Doğal Dil İşleme Serisi 4: Makine Çevirisi (Giriş Seviyesi)

Yusuf ANI
novaresearchlab
Published in
6 min readSep 28, 2020

Merhabalar, yazı serimizde Deep Learning AI ekibinin “ Natural Language Processing with Classification and Vector Spaces” adlı NLP kursunun geniş özetini bulacaksınız. 4 haftadan oluşan bu kursun ana başlıkları şu şekilde:

1- Sentiment Analysis with Logistic Regression — Lojistik Regresyon ile Duygu Analizi

2- Sentiment Analysis with Naïve Bayes — Naïve Bayes ile Duygu Analizi

3- Vector Space Models — Vektör Uzayı Modelleri

4- Machine Translation — Makine Çevirisi (Giriş Seviyesi)

Bu yazıda kursun dördüncü bölümü olan Machine Translation konusunu özetledik. Yazımızın sonunda Github kodumuzu bulabileceksiniz. Ayrıca diğer yazılara profillerimizden ulaşabilirsiniz. Keyifli okumalar :)

Günümüzde makine çevirisini kullanmayanımız yoktur herhalde. Google Translate, Yandex Translate gibi başarılı uygulamaların arkasındaki derin yapının temellerini inceleyelim.

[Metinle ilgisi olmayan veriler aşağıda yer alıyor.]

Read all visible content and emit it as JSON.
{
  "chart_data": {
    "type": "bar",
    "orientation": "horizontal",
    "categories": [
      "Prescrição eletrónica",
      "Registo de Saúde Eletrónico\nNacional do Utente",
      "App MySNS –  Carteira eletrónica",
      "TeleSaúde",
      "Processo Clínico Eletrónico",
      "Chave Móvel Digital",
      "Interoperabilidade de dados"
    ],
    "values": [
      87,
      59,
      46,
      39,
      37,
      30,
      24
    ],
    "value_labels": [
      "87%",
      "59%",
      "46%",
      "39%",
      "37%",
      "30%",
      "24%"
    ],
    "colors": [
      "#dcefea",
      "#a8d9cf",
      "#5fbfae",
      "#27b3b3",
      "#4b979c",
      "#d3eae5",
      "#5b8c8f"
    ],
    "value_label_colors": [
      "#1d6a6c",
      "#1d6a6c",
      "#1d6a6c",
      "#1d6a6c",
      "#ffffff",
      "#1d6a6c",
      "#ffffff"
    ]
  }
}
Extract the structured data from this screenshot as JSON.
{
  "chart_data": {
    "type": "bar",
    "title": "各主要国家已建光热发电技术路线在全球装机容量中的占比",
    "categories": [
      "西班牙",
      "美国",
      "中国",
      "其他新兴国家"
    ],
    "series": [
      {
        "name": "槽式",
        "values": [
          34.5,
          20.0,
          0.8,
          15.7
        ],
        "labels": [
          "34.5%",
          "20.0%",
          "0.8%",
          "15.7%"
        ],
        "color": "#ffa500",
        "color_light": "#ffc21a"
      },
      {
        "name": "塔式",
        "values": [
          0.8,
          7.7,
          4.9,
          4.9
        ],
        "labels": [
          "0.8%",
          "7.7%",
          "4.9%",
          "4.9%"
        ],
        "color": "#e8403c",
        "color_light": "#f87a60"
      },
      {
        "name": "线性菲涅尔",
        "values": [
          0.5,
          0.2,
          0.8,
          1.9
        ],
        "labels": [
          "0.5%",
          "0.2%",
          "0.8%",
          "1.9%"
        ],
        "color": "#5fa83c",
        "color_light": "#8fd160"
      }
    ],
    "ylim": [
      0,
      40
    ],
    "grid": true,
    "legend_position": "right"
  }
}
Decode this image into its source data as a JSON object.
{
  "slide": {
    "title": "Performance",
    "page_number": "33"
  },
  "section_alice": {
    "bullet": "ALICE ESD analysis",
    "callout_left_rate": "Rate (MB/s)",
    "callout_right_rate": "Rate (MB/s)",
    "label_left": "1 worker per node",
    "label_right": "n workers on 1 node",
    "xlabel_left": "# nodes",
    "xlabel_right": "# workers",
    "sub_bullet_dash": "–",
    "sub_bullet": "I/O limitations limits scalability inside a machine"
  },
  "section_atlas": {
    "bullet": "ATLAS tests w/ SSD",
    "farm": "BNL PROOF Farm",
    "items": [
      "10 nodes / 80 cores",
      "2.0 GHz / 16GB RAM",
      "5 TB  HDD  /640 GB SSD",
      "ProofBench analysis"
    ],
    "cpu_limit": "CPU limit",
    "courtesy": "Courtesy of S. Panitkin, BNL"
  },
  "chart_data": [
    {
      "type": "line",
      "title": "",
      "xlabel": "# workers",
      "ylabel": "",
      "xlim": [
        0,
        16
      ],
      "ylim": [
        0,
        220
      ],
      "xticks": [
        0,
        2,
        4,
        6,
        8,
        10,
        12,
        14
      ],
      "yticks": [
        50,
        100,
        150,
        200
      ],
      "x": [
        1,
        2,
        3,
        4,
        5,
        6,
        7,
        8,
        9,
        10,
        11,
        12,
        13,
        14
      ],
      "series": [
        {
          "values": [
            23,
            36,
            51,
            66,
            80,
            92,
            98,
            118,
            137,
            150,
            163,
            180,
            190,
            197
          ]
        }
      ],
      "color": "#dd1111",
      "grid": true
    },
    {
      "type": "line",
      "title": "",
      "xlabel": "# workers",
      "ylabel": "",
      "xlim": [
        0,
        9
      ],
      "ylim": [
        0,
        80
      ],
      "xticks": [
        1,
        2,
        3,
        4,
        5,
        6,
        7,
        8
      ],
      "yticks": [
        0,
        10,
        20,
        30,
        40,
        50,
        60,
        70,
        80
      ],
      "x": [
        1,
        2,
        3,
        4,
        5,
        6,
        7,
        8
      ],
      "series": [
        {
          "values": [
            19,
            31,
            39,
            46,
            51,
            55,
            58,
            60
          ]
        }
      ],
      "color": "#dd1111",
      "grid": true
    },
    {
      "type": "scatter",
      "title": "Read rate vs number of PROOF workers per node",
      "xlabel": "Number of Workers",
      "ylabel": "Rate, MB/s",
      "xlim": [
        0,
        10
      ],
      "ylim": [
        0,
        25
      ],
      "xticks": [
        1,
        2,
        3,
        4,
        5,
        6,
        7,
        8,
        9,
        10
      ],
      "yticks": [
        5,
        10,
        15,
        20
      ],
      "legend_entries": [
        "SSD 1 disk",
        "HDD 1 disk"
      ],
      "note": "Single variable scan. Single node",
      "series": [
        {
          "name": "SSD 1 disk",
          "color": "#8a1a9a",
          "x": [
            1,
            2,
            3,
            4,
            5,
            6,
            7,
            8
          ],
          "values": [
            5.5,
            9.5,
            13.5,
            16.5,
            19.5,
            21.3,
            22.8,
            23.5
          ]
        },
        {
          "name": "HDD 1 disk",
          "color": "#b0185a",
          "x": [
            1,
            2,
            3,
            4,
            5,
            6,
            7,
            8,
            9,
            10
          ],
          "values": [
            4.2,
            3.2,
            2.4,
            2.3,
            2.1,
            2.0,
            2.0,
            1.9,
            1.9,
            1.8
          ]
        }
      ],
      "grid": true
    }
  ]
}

Makine Çevirisi Nedir? Temel Düzeyde Nasıl İşler?

Şekil-1

Makine çevirisi kısaca bir dildeki kelimeleri diğer dile anlamlı olarak çevirme işlemidir. Örnek olarak “cat” kelimesinin Fransızca karşılığı olan “chat” kelimesine çevrilmesi verilebilir.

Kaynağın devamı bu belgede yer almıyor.